I was also hitting the ball a country mile with these irons. I tested a 5-GW set and played them longer than I would a 3-PW set. Both the King F7 sets have the same lofts which are about 3º stronger than my usual irons. Whatever the reasons for the added length, the King F7 is easy to hit through the whole set, and players will like those extra yards in each club.
One Length vs Variable Length
Naturally, the configurations of Cobra One Length and Variable are going to make a difference. I’m not going to claim I got fully acclimated to a single length throughout my iron set, but I could definitely see advantages. Setting up and swinging the same way improved my consistency.
I found the most advantage in the long irons and struggled the most in the short irons. With the short irons, a standard shot was long and about as high as I’ve ever hit normal golf shots. When I tried to adjust trajectory, I struggled. For that player looking to hit one type of shot, the adjustment will be a piece of cake. For me, I struggled to find the adjustment required to manipulate my shots.
The Variable Length irons are long and I found them a little easier to hit higher or lower. I have no doubt in my mind that’s because I’m more use to traditional lengths.

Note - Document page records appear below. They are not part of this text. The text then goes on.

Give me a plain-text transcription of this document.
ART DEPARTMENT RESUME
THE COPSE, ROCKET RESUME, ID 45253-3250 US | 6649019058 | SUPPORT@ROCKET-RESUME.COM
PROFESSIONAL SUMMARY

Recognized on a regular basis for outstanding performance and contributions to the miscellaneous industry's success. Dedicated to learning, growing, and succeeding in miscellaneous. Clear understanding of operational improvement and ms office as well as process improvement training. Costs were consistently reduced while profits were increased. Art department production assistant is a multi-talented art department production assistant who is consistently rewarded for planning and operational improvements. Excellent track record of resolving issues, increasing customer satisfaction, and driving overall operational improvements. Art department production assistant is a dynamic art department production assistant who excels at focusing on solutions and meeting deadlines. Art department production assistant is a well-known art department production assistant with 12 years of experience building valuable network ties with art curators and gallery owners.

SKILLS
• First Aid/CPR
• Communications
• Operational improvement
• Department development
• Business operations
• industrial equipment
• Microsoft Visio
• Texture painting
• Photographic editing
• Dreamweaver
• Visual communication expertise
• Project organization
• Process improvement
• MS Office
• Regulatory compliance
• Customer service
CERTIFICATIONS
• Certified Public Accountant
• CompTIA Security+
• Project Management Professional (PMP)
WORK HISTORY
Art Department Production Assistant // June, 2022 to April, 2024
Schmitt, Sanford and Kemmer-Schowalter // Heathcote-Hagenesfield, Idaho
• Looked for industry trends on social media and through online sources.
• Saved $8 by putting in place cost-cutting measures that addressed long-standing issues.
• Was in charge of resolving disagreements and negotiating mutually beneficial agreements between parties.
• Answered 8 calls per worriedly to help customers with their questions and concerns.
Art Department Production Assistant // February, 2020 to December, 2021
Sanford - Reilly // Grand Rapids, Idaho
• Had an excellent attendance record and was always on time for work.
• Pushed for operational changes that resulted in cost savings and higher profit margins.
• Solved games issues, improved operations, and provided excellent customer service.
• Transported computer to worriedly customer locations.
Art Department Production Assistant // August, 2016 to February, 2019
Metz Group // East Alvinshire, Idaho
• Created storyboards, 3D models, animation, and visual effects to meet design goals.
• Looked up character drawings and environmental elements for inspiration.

There may be a lot going on with the Cobra King F7 irons, but the fact is they make for a great game improvement iron. Distance, forgiveness, great feel, and ease of use are everything you need in a good GI iron. True, Cobra has introduced a lot of variables to consider, but with great club fitters like Club Champion around, there’s an opportunity to work with a professional to make your golf game more consistent and fun.